Interns at the Center: Give and Gain Practical Experience

Interns at the Center
Give and Gain Practical Experience

Internships at the Center for Practical Bioethics are, well, practical.

Practical for the Center and practical for the students who spend anywhere from a couple of weeks to several months working with us.

Right now, we have two interns working  at the Center. Both are students, and both are involved with Advance Care Planning programs that target populations whose healthcare needs, for entirely different reasons, are not being met.


Advance Care Planning in Latino Communities

Marissa Hernandez, a graduating Health Science major at Rockhurst University, is working at the Center with Polo Camacho, PhD, Health Ethics and Community Engagement Program Manager, to present bilingual, culturally sensitive Advance Care Planning workshops for adult Latinos in collaboration with El Centro, Inc. of Kansas City, KS.

Numerous studies suggest a need for culturally sensitive approaches to Advance Care Planning, especially in the Latino community. The Center was recently awarded a Health Forward Foundation grant to host ten Advance Care Planning workshops in Spanish with program materials from the Center’s Caring Conversations workbook, PROJECT TALK, and the Prepare Your Care program. The long-term goal of the project is to improve interactions between Latino families and care providers and to increase use of Advance Care Planning resources by the Latino community.

Marissa is researching the literature on Advance Care Planning in Latino communities and will help facilitate the first workshops this fall.


Advance Care Planning for the Seriously Ill

Transportable Physician Orders for Patient Preferences (TPOPP) is a voluntary program that helps patients and their physicians align treatment plans with the patient’s goals and values. The TPOPP form, signed by the patient’s physician, tells healthcare providers the patient’s goals of care, including what treatments they want, even if the patient transfers from hospital to nursing home, back to home, to hospice or another setting.

Like Marissa, Ashley Glass, a second year medical student at Kansas City University, is focused on Advance Care Planning, but in her case it’s a program for people living with serious or life-threatening illness.
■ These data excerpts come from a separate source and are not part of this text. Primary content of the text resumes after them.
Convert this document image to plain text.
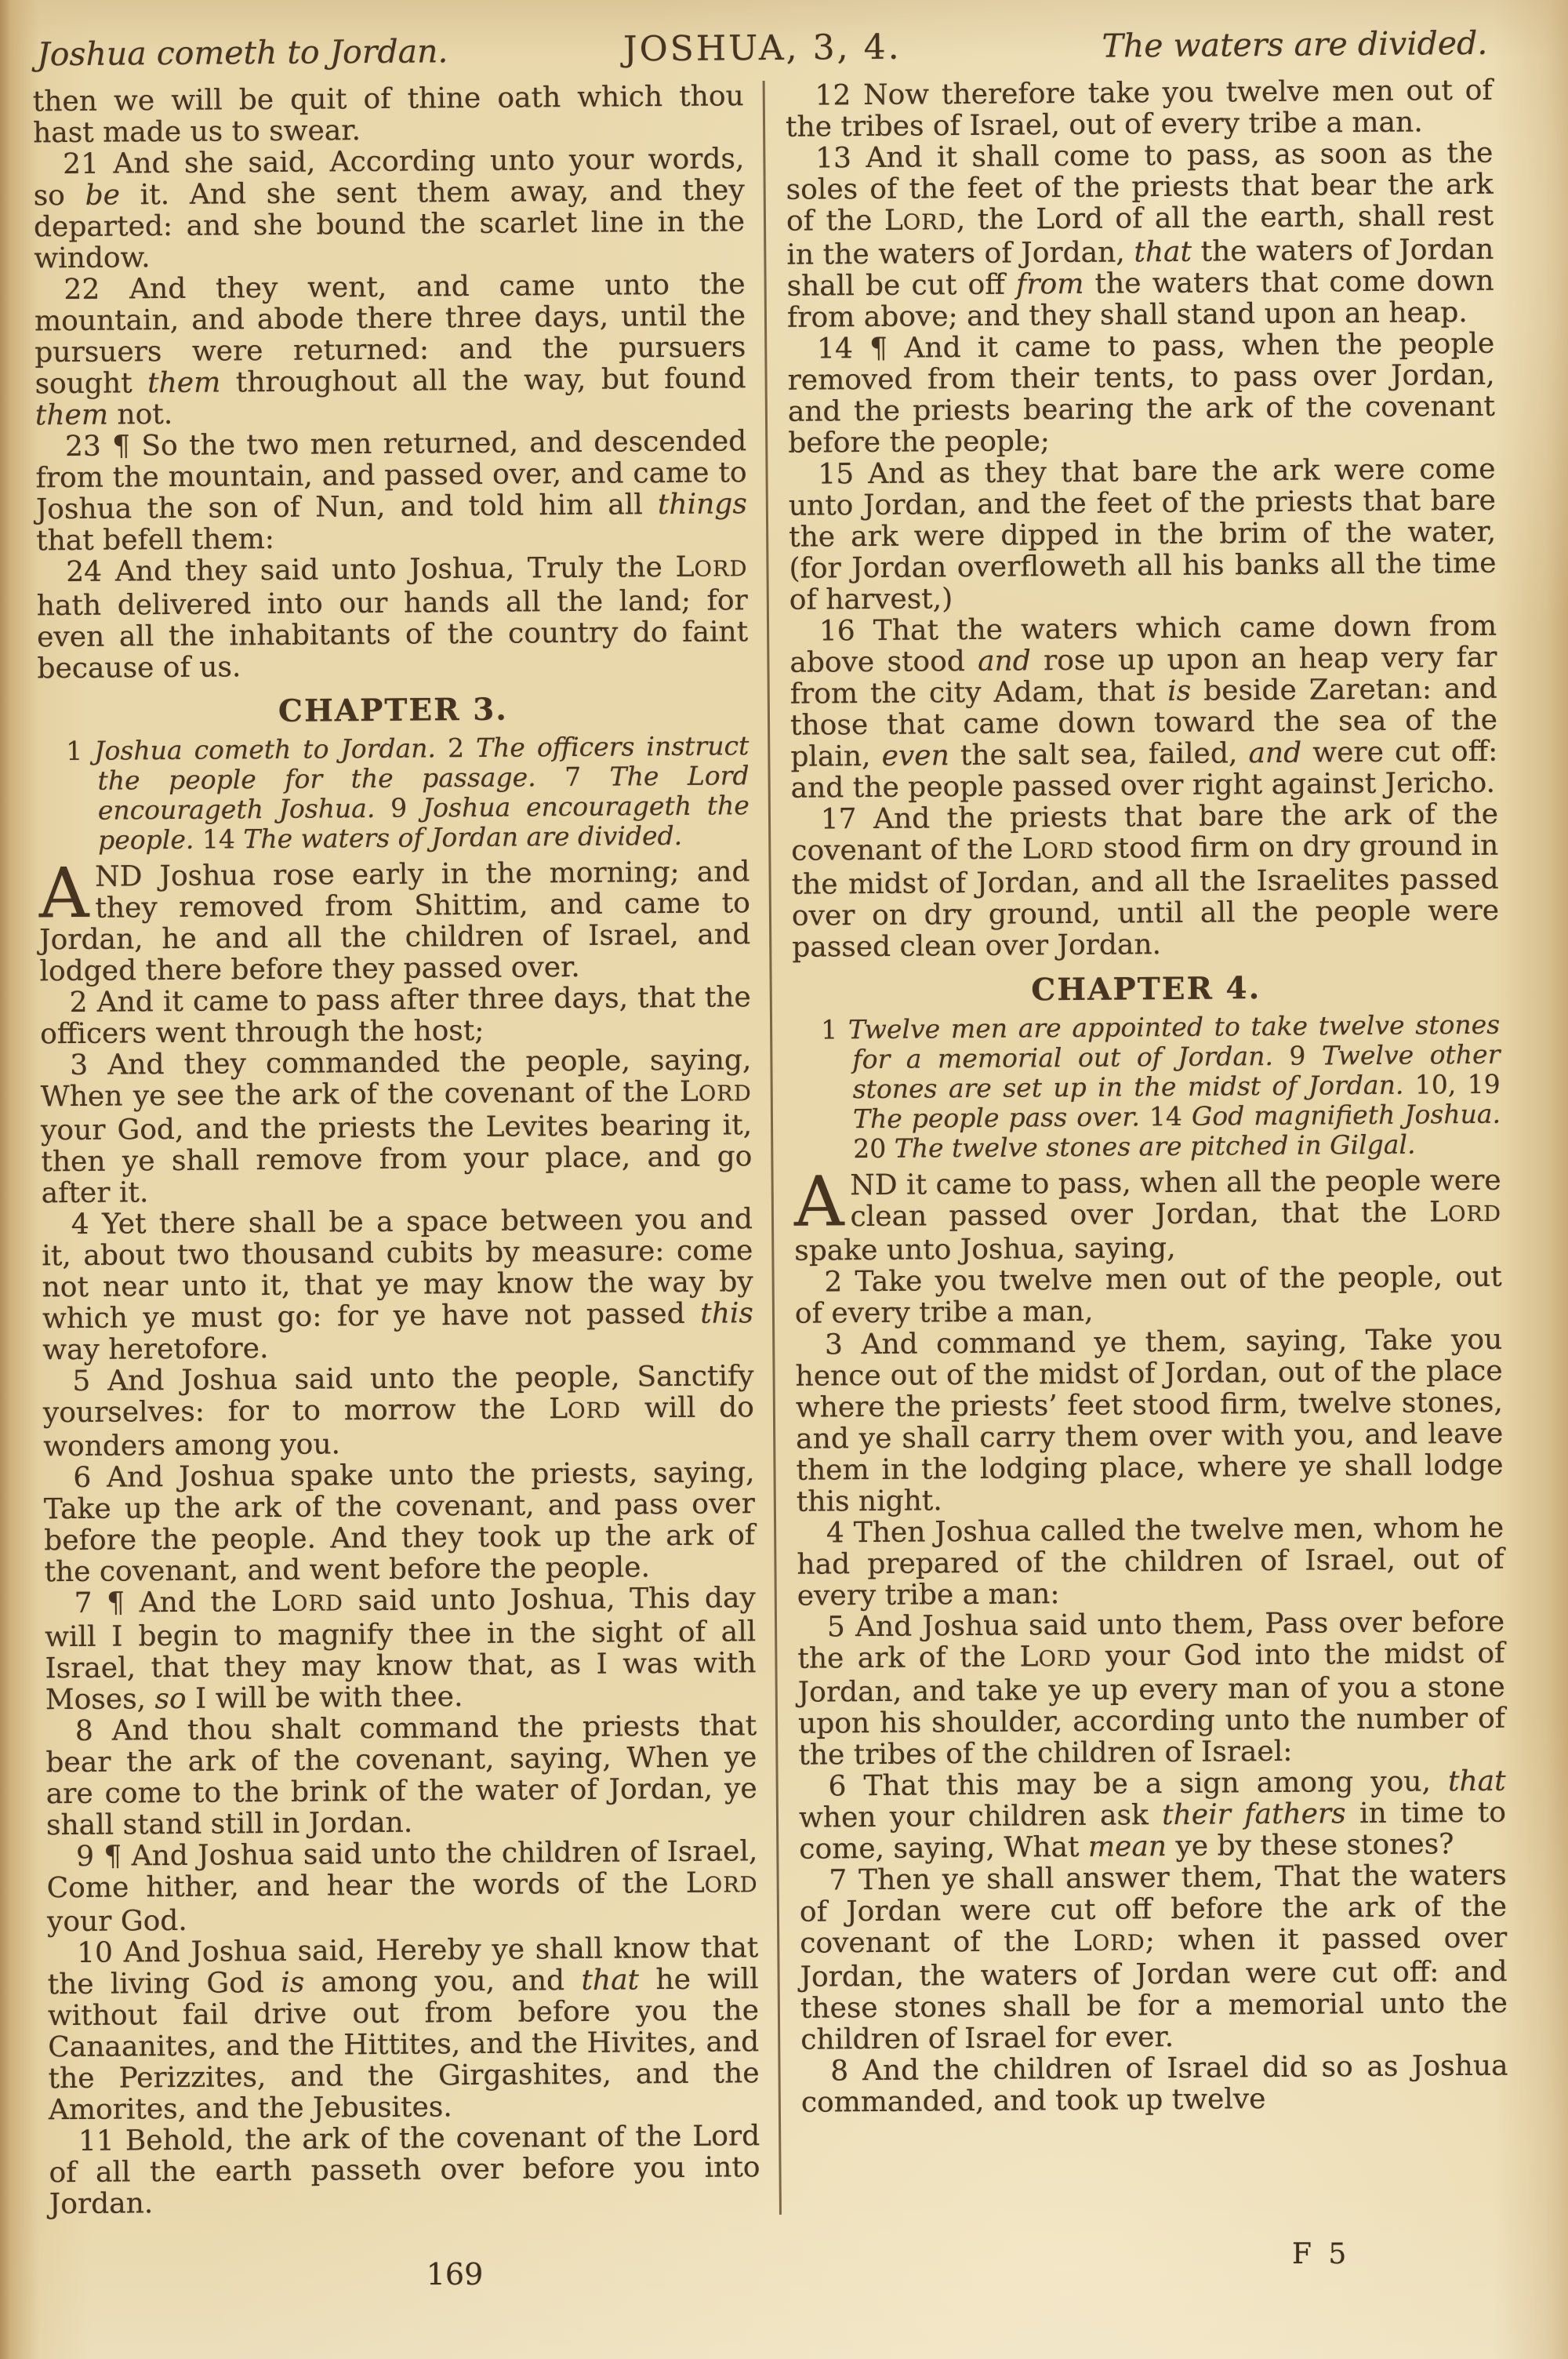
Joshua cometh to Jordan.	JOSHUA, 3, 4.	The waters are divided.

then we will be quit of thine oath which thou hast made us to swear.

21 And she said, According unto your words, so be it. And she sent them away, and they departed: and she bound the scarlet line in the window.

22 And they went, and came unto the mountain, and abode there three days, until the pursuers were returned: and the pursuers sought them throughout all the way, but found them not.

23 ¶ So the two men returned, and descended from the mountain, and passed over, and came to Joshua the son of Nun, and told him all things that befell them:

24 And they said unto Joshua, Truly the LORD hath delivered into our hands all the land; for even all the inhabitants of the country do faint because of us.

CHAPTER 3.

1 Joshua cometh to Jordan. 2 The officers instruct the people for the passage. 7 The Lord encourageth Joshua. 9 Joshua encourageth the people. 14 The waters of Jordan are divided.

AND Joshua rose early in the morning; and they removed from Shittim, and came to Jordan, he and all the children of Israel, and lodged there before they passed over.

2 And it came to pass after three days, that the officers went through the host;

3 And they commanded the people, saying, When ye see the ark of the covenant of the LORD your God, and the priests the Levites bearing it, then ye shall remove from your place, and go after it.

4 Yet there shall be a space between you and it, about two thousand cubits by measure: come not near unto it, that ye may know the way by which ye must go: for ye have not passed this way heretofore.

5 And Joshua said unto the people, Sanctify yourselves: for to morrow the LORD will do wonders among you.

6 And Joshua spake unto the priests, saying, Take up the ark of the covenant, and pass over before the people. And they took up the ark of the covenant, and went before the people.

7 ¶ And the LORD said unto Joshua, This day will I begin to magnify thee in the sight of all Israel, that they may know that, as I was with Moses, so I will be with thee.

8 And thou shalt command the priests that bear the ark of the covenant, saying, When ye are come to the brink of the water of Jordan, ye shall stand still in Jordan.

9 ¶ And Joshua said unto the children of Israel, Come hither, and hear the words of the LORD your God.

10 And Joshua said, Hereby ye shall know that the living God is among you, and that he will without fail drive out from before you the Canaanites, and the Hittites, and the Hivites, and the Perizzites, and the Girgashites, and the Amorites, and the Jebusites.

11 Behold, the ark of the covenant of the Lord of all the earth passeth over before you into Jordan.

12 Now therefore take you twelve men out of the tribes of Israel, out of every tribe a man.

13 And it shall come to pass, as soon as the soles of the feet of the priests that bear the ark of the LORD, the Lord of all the earth, shall rest in the waters of Jordan, that the waters of Jordan shall be cut off from the waters that come down from above; and they shall stand upon an heap.

14 ¶ And it came to pass, when the people removed from their tents, to pass over Jordan, and the priests bearing the ark of the covenant before the people;

15 And as they that bare the ark were come unto Jordan, and the feet of the priests that bare the ark were dipped in the brim of the water, (for Jordan overfloweth all his banks all the time of harvest,)

16 That the waters which came down from above stood and rose up upon an heap very far from the city Adam, that is beside Zaretan: and those that came down toward the sea of the plain, even the salt sea, failed, and were cut off: and the people passed over right against Jericho.

17 And the priests that bare the ark of the covenant of the LORD stood firm on dry ground in the midst of Jordan, and all the Israelites passed over on dry ground, until all the people were passed clean over Jordan.

CHAPTER 4.

1 Twelve men are appointed to take twelve stones for a memorial out of Jordan. 9 Twelve other stones are set up in the midst of Jordan. 10, 19 The people pass over. 14 God magnifieth Joshua. 20 The twelve stones are pitched in Gilgal.

AND it came to pass, when all the people were clean passed over Jordan, that the LORD spake unto Joshua, saying,

2 Take you twelve men out of the people, out of every tribe a man,

3 And command ye them, saying, Take you hence out of the midst of Jordan, out of the place where the priests’ feet stood firm, twelve stones, and ye shall carry them over with you, and leave them in the lodging place, where ye shall lodge this night.

4 Then Joshua called the twelve men, whom he had prepared of the children of Israel, out of every tribe a man:

5 And Joshua said unto them, Pass over before the ark of the LORD your God into the midst of Jordan, and take ye up every man of you a stone upon his shoulder, according unto the number of the tribes of the children of Israel:

6 That this may be a sign among you, that when your children ask their fathers in time to come, saying, What mean ye by these stones?

7 Then ye shall answer them, That the waters of Jordan were cut off before the ark of the covenant of the LORD; when it passed over Jordan, the waters of Jordan were cut off: and these stones shall be for a memorial unto the children of Israel for ever.

8 And the children of Israel did so as Joshua commanded, and took up twelve

169
F 5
The Center provides training and resources for clinicians and providers at various stages of developing TPOPP programs across Kansas and Missouri. Ashley is helping to edit the Center’s new TPOPP Clinical Guide to be published in coming weeks. She is also contributing to writing the Ethics Dispatch, a monthly newsletter for Ethics Committee Consortium members that contains discussion of bioethics issues, related news, case studies and philosophical musings.


Bioethics and the Next Generation

Both Marissa and Ashley envision a future in which bioethics plays an important role.

Marissa, who grew up in Lee’s Summit, MO, found her way to the Center from her Theology, Morality and Healthcare Class at Rockhurst where her professor uses the Center’s bioethics case studies and resources with his students. Upon graduation, she’s considering pursuing a Master of Bioethics degree at Kansas City University.

Ashley, who grew up in Akron, OH, and earned a Master of Arts in Bioethics from The Ohio State University, hopes that her work at the Center will strengthen her skills as a clinical ethicist and her ability to develop ethics programs wherever her medical career leads her. For now, she’s particularly interested in psychiatry and neurology, which she attributes to hardships she and her family experienced growing up.

“Working at the Center offers interns a unique opportunity to apply bioethics to the real world,” said Dr. Camacho. “Whether it’s historically undeserved communities or those dealing with serious illness, Ashley and Marissa’s work will actively contribute to helping people achieve goal-concordant care. We are lucky to have them.”